30 September 2022, The Tablet

What do we want to sustain? Thinking about faith and climate


What do we want to sustain? Thinking about faith and climate
 

The Hook Lecture is produced by the Leeds Church Institute in partnership with Leeds Minster and the University of Leeds School of Philosophy, Religion and the History of Science. Carmody Grey delivered the lecture on 17 November 2021 in Leeds Minster, and we publish it here in full.

Why are we here? Not only here in this beautiful and ancient space, but here in this historical moment? Why are we where we are as a human family right now?

A few weeks ago, I was at a meeting of the world’s faith leaders at the Vatican. The President of the Pontifical Academy of Sciences informed us that his one-year-old granddaughter is likely to become an adult in a world that is uninhabitable.

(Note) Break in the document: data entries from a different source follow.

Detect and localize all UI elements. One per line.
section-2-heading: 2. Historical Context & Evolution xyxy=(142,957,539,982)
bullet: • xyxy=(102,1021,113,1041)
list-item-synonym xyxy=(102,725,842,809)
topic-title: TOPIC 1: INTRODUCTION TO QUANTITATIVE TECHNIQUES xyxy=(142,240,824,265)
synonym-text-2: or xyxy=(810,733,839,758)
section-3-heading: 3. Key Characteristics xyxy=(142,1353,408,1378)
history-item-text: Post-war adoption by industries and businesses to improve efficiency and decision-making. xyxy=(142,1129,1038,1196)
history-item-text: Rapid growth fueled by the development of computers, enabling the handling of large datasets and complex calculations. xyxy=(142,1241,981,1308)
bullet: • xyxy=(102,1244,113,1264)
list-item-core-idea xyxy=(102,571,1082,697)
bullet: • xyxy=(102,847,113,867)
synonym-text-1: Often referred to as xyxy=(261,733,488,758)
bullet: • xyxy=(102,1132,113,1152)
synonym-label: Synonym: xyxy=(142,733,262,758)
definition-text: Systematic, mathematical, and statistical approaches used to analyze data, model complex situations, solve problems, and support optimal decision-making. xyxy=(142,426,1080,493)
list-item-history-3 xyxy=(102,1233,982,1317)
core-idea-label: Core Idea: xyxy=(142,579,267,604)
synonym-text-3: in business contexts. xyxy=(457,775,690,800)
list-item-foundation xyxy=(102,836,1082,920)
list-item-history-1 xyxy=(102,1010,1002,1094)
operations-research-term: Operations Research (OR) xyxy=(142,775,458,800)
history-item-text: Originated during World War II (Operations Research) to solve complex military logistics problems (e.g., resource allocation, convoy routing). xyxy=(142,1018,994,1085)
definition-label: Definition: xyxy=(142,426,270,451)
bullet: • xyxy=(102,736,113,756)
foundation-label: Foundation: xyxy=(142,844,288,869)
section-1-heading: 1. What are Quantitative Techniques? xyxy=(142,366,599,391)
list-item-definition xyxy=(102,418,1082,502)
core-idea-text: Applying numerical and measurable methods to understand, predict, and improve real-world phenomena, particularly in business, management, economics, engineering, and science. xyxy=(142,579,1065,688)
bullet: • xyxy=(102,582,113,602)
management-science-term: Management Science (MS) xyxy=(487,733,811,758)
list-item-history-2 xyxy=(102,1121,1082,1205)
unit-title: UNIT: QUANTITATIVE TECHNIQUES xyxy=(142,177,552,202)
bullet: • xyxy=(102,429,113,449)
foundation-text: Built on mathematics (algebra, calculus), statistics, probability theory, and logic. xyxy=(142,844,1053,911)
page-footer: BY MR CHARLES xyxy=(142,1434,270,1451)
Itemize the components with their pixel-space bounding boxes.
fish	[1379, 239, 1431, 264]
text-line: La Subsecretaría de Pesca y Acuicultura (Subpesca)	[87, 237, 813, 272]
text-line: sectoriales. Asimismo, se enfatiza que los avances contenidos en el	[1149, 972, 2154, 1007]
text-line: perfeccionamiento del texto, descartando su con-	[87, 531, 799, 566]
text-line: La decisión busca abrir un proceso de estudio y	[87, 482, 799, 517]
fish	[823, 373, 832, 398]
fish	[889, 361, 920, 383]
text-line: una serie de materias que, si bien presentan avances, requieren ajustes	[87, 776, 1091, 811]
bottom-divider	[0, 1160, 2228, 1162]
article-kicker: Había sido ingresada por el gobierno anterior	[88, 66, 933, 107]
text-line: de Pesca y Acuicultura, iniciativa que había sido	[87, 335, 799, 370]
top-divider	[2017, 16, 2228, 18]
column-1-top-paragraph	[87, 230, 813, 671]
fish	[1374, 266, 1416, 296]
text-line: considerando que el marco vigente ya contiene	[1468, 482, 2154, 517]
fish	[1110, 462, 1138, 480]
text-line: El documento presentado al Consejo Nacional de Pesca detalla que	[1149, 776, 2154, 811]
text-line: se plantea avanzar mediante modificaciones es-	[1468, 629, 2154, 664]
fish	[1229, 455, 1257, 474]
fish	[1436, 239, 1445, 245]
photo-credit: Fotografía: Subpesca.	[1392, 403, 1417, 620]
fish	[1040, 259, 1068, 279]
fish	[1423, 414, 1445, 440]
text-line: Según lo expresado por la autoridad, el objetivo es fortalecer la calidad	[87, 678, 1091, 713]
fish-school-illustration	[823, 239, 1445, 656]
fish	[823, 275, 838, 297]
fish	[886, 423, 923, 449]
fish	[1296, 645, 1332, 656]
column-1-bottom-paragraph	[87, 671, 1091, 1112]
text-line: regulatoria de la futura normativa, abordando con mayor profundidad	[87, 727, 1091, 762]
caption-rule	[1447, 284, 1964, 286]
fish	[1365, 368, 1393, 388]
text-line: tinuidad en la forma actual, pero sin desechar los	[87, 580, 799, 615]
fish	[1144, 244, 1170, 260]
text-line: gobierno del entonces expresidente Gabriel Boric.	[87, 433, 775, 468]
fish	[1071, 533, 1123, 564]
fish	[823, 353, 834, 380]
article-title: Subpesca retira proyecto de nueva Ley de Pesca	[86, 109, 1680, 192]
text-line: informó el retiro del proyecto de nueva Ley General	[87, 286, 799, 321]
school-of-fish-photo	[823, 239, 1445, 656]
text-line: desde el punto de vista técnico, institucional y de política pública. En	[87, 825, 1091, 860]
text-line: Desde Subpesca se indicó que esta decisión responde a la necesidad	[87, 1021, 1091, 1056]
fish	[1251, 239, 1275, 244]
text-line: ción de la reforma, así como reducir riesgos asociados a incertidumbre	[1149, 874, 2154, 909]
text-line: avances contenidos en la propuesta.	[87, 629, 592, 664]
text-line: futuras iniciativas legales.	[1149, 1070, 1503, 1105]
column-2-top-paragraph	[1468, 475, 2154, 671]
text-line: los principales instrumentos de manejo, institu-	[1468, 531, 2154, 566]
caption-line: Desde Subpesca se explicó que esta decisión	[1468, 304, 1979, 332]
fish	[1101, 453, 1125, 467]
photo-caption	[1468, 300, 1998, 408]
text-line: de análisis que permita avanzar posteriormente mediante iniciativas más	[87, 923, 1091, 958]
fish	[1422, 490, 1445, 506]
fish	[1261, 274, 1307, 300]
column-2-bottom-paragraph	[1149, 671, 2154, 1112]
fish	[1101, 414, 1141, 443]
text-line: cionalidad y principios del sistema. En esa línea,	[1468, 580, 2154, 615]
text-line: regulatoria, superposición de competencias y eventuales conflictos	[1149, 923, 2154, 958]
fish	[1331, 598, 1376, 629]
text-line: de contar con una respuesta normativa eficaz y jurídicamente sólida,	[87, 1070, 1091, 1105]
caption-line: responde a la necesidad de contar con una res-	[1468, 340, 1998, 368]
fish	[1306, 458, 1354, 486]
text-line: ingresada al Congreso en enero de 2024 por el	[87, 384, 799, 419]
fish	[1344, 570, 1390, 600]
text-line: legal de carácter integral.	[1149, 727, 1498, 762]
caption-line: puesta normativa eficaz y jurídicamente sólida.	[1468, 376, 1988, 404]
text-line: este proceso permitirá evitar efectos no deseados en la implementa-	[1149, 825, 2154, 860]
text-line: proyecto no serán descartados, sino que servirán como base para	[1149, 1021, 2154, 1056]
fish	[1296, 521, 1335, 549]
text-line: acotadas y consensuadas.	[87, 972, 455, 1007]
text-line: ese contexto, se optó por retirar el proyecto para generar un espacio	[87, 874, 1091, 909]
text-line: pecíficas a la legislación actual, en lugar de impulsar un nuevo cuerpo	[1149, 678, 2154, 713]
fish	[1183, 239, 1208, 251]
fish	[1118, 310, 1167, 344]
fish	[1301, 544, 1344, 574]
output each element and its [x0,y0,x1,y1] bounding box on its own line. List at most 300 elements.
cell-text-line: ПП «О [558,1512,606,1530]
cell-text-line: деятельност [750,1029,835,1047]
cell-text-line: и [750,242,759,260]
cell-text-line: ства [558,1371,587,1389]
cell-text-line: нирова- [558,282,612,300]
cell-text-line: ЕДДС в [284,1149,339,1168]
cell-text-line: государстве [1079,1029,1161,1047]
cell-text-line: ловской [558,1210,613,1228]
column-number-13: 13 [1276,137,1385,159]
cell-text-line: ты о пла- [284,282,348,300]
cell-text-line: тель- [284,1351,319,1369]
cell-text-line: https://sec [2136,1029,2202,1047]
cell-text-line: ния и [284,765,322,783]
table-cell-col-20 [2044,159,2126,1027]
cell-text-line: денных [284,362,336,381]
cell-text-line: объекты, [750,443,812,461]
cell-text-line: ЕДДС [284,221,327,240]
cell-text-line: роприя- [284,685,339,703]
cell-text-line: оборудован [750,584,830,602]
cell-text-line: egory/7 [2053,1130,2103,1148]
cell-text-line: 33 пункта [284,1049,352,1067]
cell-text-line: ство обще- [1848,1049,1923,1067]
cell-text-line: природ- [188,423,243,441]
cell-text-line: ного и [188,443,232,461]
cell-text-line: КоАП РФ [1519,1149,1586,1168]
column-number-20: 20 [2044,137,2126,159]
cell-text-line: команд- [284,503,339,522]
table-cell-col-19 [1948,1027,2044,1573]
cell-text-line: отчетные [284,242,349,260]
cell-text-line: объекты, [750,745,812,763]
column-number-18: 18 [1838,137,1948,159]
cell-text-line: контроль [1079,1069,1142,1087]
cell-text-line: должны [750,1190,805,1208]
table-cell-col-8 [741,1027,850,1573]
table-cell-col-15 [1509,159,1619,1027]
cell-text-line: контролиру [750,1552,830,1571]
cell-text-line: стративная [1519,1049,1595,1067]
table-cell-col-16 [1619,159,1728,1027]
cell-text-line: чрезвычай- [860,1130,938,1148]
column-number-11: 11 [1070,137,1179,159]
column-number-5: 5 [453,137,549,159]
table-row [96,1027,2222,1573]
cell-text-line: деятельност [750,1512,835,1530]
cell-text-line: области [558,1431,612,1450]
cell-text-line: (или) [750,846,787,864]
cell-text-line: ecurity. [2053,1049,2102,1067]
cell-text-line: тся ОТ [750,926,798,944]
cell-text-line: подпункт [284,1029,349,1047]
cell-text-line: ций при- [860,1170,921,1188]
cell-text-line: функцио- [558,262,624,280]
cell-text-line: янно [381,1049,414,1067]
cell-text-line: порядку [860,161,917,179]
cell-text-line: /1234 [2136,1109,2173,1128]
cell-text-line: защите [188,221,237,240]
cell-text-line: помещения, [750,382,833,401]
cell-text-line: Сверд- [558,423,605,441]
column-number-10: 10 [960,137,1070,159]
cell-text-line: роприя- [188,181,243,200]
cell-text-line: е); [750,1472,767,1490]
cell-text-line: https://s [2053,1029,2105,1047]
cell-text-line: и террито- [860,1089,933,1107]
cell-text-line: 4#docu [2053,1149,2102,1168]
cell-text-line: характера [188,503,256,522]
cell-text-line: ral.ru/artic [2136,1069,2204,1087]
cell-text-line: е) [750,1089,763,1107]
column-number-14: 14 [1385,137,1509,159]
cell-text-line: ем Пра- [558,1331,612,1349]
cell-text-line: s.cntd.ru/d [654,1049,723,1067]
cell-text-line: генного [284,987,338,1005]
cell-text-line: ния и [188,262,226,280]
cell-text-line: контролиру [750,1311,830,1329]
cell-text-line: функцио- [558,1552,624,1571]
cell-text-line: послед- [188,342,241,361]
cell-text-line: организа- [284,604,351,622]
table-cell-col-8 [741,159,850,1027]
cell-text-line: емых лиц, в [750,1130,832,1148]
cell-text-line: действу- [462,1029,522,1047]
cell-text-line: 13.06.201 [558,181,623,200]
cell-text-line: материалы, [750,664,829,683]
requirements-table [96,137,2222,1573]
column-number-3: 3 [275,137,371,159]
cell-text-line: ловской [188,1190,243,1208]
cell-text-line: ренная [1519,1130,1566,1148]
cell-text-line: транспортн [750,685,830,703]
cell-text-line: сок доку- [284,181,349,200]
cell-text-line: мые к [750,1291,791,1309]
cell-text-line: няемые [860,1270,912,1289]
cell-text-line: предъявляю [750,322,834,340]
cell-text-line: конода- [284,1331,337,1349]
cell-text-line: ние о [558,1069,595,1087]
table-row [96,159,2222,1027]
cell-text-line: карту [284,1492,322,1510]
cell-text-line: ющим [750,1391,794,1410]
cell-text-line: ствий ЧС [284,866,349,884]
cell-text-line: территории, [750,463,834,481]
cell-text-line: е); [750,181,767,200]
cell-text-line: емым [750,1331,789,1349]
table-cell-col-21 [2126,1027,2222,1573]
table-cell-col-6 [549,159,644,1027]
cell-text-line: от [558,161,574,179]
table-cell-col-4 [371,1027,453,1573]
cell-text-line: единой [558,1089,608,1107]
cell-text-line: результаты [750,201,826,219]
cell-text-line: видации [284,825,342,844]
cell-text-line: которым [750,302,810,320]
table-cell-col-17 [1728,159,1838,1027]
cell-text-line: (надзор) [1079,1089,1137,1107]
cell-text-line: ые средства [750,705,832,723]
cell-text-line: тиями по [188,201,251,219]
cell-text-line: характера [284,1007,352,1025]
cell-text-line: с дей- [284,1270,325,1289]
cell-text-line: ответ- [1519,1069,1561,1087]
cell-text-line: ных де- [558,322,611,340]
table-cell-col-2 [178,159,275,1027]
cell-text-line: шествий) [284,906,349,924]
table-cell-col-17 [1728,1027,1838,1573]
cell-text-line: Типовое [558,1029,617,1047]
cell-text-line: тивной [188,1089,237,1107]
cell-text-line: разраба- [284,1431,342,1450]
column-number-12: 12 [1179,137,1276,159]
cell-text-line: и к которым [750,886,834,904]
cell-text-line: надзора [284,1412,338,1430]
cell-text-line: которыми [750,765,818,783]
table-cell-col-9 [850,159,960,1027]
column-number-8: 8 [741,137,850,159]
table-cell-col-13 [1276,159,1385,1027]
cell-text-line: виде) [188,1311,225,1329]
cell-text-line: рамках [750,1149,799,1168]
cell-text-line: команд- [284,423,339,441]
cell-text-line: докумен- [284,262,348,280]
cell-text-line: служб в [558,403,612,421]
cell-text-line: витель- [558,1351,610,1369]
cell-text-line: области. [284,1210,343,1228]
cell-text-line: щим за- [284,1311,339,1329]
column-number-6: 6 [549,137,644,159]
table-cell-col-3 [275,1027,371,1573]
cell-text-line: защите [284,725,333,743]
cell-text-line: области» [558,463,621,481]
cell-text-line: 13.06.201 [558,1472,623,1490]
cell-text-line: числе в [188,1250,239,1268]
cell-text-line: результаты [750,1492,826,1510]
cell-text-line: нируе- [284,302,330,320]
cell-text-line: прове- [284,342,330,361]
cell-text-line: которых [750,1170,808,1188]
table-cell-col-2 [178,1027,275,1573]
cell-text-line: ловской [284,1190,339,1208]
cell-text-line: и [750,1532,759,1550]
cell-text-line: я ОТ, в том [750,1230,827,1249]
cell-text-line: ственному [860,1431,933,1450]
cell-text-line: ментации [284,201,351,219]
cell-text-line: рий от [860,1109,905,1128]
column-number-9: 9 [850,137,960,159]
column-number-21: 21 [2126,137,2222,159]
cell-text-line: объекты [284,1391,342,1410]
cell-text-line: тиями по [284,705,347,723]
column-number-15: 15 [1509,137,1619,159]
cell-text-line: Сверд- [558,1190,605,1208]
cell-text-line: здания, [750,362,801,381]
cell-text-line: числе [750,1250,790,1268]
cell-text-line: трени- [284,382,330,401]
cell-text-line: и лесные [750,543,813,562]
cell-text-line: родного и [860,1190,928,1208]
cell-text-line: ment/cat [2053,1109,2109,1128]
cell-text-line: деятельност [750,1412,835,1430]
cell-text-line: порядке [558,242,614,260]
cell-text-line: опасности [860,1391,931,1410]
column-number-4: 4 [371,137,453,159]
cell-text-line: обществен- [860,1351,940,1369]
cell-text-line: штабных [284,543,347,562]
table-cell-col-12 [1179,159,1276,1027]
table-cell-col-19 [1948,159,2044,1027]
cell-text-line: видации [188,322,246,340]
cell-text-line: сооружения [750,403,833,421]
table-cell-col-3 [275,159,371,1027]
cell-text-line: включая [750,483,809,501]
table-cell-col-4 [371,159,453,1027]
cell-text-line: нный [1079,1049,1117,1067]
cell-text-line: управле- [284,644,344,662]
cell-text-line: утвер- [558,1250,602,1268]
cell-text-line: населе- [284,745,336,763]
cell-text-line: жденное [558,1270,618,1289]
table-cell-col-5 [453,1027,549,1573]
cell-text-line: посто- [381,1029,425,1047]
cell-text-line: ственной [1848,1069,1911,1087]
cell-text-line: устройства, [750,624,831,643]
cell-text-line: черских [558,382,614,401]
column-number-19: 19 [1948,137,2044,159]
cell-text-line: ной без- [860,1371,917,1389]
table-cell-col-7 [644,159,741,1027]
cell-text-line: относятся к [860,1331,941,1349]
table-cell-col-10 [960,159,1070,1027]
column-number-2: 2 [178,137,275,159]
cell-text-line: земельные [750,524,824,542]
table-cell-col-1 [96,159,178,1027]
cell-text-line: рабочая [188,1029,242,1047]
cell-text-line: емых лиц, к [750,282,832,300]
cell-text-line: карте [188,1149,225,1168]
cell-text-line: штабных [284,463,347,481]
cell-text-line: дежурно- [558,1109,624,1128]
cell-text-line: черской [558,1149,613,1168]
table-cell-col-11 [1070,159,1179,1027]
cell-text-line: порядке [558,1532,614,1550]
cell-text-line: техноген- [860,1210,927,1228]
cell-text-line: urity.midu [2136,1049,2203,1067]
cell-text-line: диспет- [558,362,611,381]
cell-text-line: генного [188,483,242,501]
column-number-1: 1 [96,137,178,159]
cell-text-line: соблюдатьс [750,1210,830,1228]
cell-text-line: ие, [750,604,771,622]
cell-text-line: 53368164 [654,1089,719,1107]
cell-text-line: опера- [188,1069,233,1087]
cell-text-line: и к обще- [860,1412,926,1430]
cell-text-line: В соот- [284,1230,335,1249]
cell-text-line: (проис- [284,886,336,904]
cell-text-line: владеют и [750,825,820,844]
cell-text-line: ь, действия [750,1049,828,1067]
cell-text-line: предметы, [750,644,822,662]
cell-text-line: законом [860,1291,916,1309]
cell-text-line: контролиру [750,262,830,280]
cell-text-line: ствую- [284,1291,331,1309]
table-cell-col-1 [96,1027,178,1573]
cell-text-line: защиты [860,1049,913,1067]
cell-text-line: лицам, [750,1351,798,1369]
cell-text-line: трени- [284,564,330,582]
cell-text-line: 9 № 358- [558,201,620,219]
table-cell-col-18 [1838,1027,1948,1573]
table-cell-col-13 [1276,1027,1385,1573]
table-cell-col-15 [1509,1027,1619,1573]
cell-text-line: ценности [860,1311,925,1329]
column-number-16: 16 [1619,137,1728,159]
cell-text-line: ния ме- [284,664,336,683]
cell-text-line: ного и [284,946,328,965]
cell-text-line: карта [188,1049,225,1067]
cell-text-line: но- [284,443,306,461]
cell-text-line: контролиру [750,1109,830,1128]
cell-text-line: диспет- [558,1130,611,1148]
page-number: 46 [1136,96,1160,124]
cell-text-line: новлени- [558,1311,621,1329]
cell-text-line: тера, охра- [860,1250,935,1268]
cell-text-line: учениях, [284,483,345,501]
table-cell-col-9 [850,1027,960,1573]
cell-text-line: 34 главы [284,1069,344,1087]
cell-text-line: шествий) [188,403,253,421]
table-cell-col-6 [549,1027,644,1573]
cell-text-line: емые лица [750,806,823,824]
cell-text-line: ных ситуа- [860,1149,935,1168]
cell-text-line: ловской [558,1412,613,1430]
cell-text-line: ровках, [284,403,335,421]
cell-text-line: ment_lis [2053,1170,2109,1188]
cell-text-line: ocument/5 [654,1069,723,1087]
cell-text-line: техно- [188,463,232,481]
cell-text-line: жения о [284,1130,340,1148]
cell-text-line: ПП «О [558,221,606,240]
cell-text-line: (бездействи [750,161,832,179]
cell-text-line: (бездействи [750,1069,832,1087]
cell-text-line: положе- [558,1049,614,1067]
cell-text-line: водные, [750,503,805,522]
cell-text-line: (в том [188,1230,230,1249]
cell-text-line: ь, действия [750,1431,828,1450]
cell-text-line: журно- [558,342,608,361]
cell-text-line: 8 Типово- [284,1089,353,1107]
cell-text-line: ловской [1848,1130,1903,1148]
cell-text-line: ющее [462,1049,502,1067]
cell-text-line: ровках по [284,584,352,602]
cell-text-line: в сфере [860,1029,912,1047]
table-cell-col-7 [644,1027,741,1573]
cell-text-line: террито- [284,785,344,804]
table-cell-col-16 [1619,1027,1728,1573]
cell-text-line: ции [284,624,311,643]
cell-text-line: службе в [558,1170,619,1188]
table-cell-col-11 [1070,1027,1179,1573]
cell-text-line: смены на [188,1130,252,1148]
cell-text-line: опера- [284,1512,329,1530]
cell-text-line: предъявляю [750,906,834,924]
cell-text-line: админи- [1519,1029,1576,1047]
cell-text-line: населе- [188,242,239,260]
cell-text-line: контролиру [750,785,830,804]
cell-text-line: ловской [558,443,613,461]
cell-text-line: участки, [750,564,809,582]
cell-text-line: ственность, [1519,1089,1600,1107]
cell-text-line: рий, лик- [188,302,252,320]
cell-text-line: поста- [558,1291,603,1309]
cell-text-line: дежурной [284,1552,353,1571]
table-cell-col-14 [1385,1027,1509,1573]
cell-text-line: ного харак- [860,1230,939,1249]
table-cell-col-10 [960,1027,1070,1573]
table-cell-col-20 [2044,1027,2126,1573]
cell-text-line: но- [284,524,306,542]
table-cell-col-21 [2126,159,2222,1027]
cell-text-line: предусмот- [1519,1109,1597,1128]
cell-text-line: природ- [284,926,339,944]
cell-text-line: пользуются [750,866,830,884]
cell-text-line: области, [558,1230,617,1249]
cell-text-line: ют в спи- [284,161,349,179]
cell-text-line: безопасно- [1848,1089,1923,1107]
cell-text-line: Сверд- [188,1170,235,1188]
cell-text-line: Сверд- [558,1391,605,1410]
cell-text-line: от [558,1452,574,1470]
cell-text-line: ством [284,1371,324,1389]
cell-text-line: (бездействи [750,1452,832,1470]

As a child, I was numb with horror contemplating the certainty that one day the sun will explode and engulf the earth. That is due to take place in around four billion years. Now we live a world in which what is at issue is whether or not we will have a habitat – a home – in one generation’s time.

The Paris climate agreement, which is nonbinding, and already unheeded, intended to limit warming to two degrees Celsius above pre-industrial levels. Its odds of succeeding, according to a recent study based on current emissions trends, are around one in twenty. That was before the last round of climate talks.